Low resolution layer (LRGB): 18x5m L, and 12x15m R, 8x5m G and 9x5m B unbinned frames =3hr55m).
High resolution layer (L only): 14x15m L un binned = 3hr30mTotal integration time = 7 hr 25m
Low resolution LRGB (March 2014): The R, G and B files produced in MaximDL were each background-corrected with DynamicBackgroundExtraction, registered and combined into an RGB image in in PixInsight. The RGB was processed with colour calibration, deconvolution, histogram stretch, HDR Multiscale transform, TGV noise reduction and saturation adjustment. The luminance was processed with Dynamic Background Extraction, deconvolution, histogram stretch HDR wavelets, TGV noise and Local Histogram Equalization. LinearFit and Lab channel Combination were used to match the luminance of the RGB to the L. The L and RGB images were then registered and the L applied to the RGB using LRGBCombine in PixInsight. Contrast, colour balance and colour saturation of the galaxy were adjusted using curves.
High resolution Luminance (April 2014): The luminance master file generated in MaximDL was background corrected with DBE. Dynamic PSF was used to create a PSF to use with Deconvolution. The image was then stretched and ACDNR applied to remove fine noise. After a further stretch, HDR Multiscale Transform was applied to the galaxy core (6 and 4 layers), followed by Local Histogram Equalization to restore contrast.
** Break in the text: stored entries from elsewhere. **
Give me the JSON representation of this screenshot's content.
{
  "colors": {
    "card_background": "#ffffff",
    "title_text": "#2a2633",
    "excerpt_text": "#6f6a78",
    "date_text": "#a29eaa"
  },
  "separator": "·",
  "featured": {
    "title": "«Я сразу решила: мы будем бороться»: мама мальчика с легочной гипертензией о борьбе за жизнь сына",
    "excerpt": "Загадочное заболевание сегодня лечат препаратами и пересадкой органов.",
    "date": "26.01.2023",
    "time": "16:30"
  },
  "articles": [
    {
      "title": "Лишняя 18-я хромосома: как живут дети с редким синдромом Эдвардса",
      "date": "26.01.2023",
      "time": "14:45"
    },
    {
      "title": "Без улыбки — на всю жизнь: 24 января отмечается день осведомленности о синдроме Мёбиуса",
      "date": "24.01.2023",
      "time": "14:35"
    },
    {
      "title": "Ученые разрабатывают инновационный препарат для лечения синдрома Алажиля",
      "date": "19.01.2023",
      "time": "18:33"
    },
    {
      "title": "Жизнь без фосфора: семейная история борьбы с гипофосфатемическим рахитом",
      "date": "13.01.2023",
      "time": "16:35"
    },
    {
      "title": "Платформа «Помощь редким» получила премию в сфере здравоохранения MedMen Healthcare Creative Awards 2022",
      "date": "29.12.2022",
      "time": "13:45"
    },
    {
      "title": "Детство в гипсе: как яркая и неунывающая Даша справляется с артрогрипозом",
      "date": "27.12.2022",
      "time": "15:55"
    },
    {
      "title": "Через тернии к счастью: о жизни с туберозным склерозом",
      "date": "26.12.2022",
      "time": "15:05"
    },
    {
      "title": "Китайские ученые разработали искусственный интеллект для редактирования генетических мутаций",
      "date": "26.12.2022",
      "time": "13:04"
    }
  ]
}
Combining High Resolution Luminance with Low Resolution LRGB: The colour image was aligned to the high resolution luminance and cropped. The L channel was extracted from the colour image, matched to the high resolution L with LinearFit, and combined back into the colour image using Channel Combine in the Lab colour space. Then LRGB Combine was used to apply the high resolution luminance to the colour image, producing a high-resolution colour image. Convolution was used to reduce core flares in the centre of the very brightest stars, and large scale noise was reduced in the background using ACDNR. Image scale is 1.1 arc sec/pixel.